On its 100th anniversary, a collection of brief, pointed writings from eyewitnesses to the Bolshevik Revolution.
British publisher and editor Ayrton, who has edited two previous historical collections (No Pasarán!: Writings from the Spanish Civil War, 2016, etc.), assembles another fine, readable anthology of primary sources. This one gives a solid sense of the enormous hope and ultimate disappointment that the Russian Revolution instilled in eyewitnesses, from Leon Trotsky to Theodore Dreiser. Ayrton presents these selections more or less chronologically, with a mix of foreign witnesses (e.g., H.G. Wells, John Reed, and Louise Bryant), Russian writers who stayed in the Soviet Union under increasingly dire, censorious conditions (among others, Isaac Babel and Ilya Ehrenburg), and Russian émigré writers who left before 1925, such as Teffi and Nina Berberova. Many of the selections are extracts from memoirs published later. One example is Trotsky’s My Life, in which he recounts the extraordinary moment when he announced to the Petrograd Soviet the dissolution of the provisional government; later the same evening, he and Lenin, returned from four months of exile, are resting on a makeshift pallet on the floor of an empty meeting hall, “body and soul…relaxing like over-taut strings.” Arthur Ransome’s diary entries from Six Weeks in Russia in 1919 give a good sense of the shifting precarious political winds, while, in The Russian Countess, Edith Sollohub describes the (rather lucky) help she received at the hands of her father’s former coachman, who was elevated to Communist House Commandant.
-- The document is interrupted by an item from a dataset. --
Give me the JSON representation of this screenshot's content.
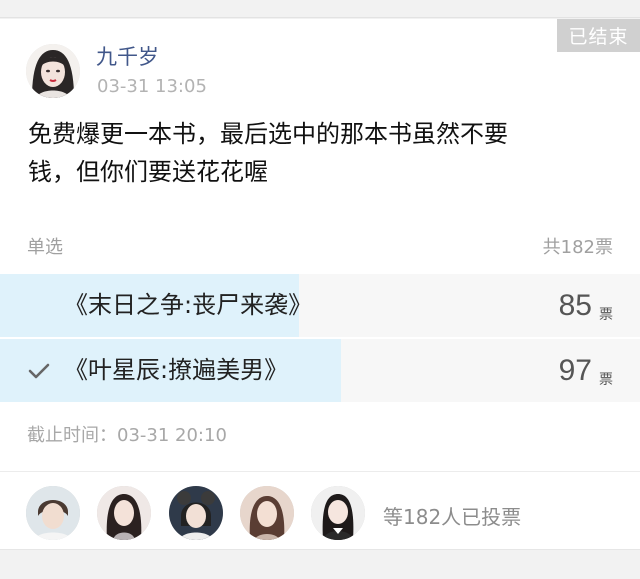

Emma Goldman and Alexander Berkman became bitterly disillusioned with Soviet Communism after the Kronstadt Uprising of 1921, and many writers wrestle with the new social order, such as “social realist” author Dmitry Furmanov, in his epic Chapaev. Times were rapidly changing, indeed, as delineated in popular Soviet writer Mikhail Zoshchenko’s “Electrification,” in which the fashionable illumination of Soviet Russia only seems to reveal how shabby their lives really were.
Compelling, timely extracts to spur deeper exploration.